Tarafların iddia ve savunmaları, dosyada toplanan deliller nazara alınarak, dosya rapor tanzimi için bilirkişiye gönderilmiş olup, bilirkişi Aktüerya Hesap Bilirkişisi … tarafından tanzim olunan 14/01/2020 tarihli raporunda; dava konusu olayda taraf kusurunu gösteren bir kusur raporu bulunmadığından tazminat hesabında kusur durumunun dikkate alınmadığını, adli tıp kurulu raporuna göre davacının sürekli maluliyetinin bulunmadığını, iyileşme süresinin 6 ay olduğunu, davacının 6 aylık geçici iş göremezlik zararının 3.821,32TL olduğunu, mahkemece başvuru koşullarının yerine getirildiğinin kabulü halinde, davalının, davacının 02/12/2016 tarihli dilekçesinin davalı kayıtlarına girdiği 02/12/2016 tarihinden itibaren 8 iş günü sonrası olan 15/12/2016 tarihinde temerrüde düştüğünü, kaza tarihinde geçerli olan kişi başı sakatlanma ve ölüm ile tedavi gideri sigorta limitinin 200.000TL olup, hesaplanan geçici iş göremezlik tazminatının tedavi gideri teminat limiti dahilinde kaldığını belirtmiştir.
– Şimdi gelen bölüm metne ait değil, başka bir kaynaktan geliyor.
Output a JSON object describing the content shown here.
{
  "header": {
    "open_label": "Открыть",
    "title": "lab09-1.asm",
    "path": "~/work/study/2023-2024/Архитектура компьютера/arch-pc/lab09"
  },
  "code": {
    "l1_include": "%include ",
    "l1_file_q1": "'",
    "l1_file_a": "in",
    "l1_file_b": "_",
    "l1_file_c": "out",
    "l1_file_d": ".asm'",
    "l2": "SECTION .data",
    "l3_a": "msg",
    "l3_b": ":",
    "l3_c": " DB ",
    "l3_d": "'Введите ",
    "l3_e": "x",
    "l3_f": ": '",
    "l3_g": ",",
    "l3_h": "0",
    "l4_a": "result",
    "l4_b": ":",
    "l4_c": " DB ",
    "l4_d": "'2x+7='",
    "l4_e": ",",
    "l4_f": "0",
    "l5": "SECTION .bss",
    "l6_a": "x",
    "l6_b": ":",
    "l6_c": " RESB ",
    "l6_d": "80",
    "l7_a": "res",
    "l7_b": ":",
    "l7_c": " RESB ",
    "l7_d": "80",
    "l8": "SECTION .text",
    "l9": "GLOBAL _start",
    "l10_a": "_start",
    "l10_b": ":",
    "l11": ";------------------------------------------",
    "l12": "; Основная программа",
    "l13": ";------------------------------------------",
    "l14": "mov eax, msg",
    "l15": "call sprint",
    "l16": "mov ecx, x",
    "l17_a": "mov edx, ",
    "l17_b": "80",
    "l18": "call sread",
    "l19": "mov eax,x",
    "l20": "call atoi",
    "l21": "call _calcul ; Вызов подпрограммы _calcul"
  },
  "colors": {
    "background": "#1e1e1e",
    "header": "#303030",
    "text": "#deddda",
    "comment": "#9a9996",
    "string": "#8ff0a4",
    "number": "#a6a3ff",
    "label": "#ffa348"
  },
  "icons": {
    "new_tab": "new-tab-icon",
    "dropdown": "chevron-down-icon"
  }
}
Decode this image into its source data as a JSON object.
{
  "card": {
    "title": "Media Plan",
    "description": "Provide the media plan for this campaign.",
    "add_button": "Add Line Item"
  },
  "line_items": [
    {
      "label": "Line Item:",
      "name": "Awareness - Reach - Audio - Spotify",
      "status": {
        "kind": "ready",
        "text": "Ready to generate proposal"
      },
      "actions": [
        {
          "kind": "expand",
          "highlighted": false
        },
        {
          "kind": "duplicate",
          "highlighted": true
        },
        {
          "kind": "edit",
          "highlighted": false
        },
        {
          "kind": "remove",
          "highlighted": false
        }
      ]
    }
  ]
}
Bilirkişi raporu taraflara tebliğ edilmiş olup, rapora karşı beyan ve itirazlar dosyaya ibraz edilmiş, itirazlar doğrultusunda bilirkişiler kusur hasar tespiti Uzmanı …ve Aktüerya Uzmanı …’ye tevdi edilerek, tanzim olunan 04/12/2020 tarihli bilirkişi raporunda; 13/02/2011 tarihinde meydana gelen yaralanmalı trafik kazasında, marka ve modeli belli olmayan araç sürücüsü ve … plakalı araç sürücüsü …’ın dikkat ve özen yükümlülüğüne aykırı davrandığı, kullandıkları aracın hızını yük ve teknik özelliğine, görüş , yol, hava ve trafik durumunun getirdiği mahal şartlarına uydurmadığını, dosya içerisindeki kaza tespit tutanağı, araç görselleri, araç içindeki yolcular dışında tanık beyanları olmadığından iki araç sürücüsü için kusur dağılımı yapılamadığını, araç içinde yolcu olarak bulunan davacının yolcuların uyması zorunlu kurallara riayet ettiğini, kazanın oluşmasında alabilecek herhangi bir tedbirinin bulunmadığını, kendisine kusur izafe edilmesinin uygun olmadığı için atfı kabil kusurunun bulunmadığını, davacının araçta emniyet kemeri takıp takmadığına ilişkin herhangi bir bilgiye rastlanmadığını, emniyet kemeri takmadıklarının tespiti halinde davacının kusura katılımının söz konusu olacağını, adli tıp kurumunca belirlenen 6 aylık iyileşme süresine göre hesaplanan geçici iş göremezlik zararının 3.821,32TL olduğunu, davalının 15/12/2016 tarihinde temerrüde düştüğünü ve geçici iş göremezlik tazminatının, tedavi gideri teminat limiti dahilinde kaldığını belirtmişlerdir.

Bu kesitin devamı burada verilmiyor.